「欧州車のオイル交換サイクルはなぜ長い?」

2008.06.28 クルマ生活Q&A ガソリン・オイル

「欧州車のオイル交換サイクルはなぜ長い?」

「メルセデス・ベンツCクラス」を、中古で購入しました。整備手帳を見ると、走行2万7000kmで1度しかオイル交換をしていません。ディーラーで聞いたところ、オイル交換は2万5000kmごとでいいといわれました。本当に大丈夫なんでしょうか?

お答えします。日本車では、メーカーの推奨するオイル交換のサイクルは、最近では1万5000kmというものもありますが、多くは5000kmぐらいで交換するように指定されています。それに対して、欧州車はオイル交換の間隔が一般的に長くなっています。

特にドイツ車がそうで、メルセデス・ベンツ、BMWは1万5000kmから2万5000kmという指定です。ターボ車であっても同じなので、日本の感覚ではちょっと不安になってしまうかもしれません。

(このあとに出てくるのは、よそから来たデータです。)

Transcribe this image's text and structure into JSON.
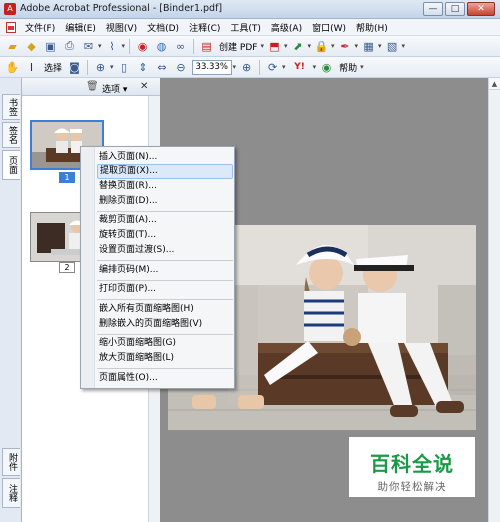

これには、ヨーロッパと日本でクルマの使われ方が違うことが関係していると思います。一般に、ヨーロッパでは日本に比べて長距離走行が多い傾向があります。離れた都市間を高速道路で移動する、というイメージですね。

それに対し、日本ではちょっと近くに買い物に行き、エンジンが温まらないうちにまた戻ってくるという使われ方が多いようです。また、渋滞の中でのろのろ運転する機会もよくあります。これは、クルマにとって、そしてオイルにとっては過酷な状況です。

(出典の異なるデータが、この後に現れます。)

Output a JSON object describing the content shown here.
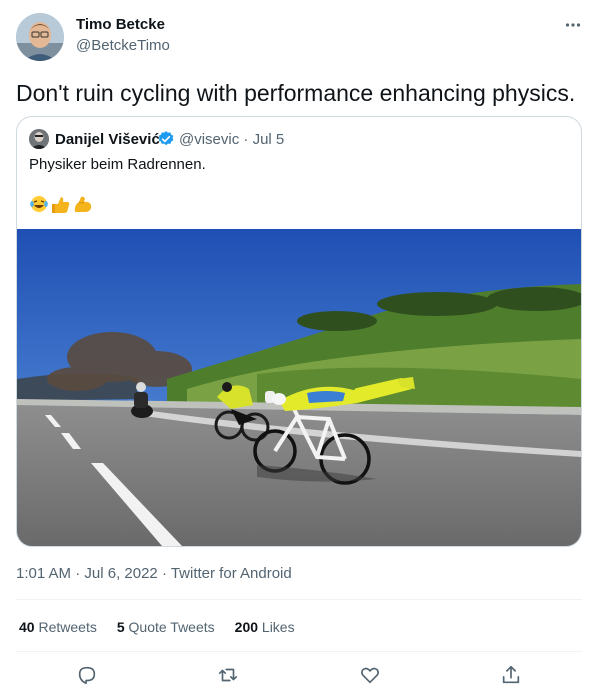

不完全燃焼でガソリンが燃え残ると、それがオイルに溶け込んで劣化させていきます。近所へのチョイ乗りや渋滞の中での走行は、この不完全燃焼を引き起こしやすいのです。一方、長距離の定速走行では、安定した燃焼状態を保たれるので、オイルの劣化は比較的軽度で済むのです。

ですから、ヨーロッパで使用している場合、日本でクルマを走らせているのに比べてオイル交換の間隔が空いても問題が起きにくいということは考えられます。

私の場合は、欧州車であっても5000kmをめどにオイル交換をするようにしています。長距離移動しかしない、というのなら別ですが、ふだん近距離の移動が多いようでしたら、オイル交換はマメにすることをおすすめします。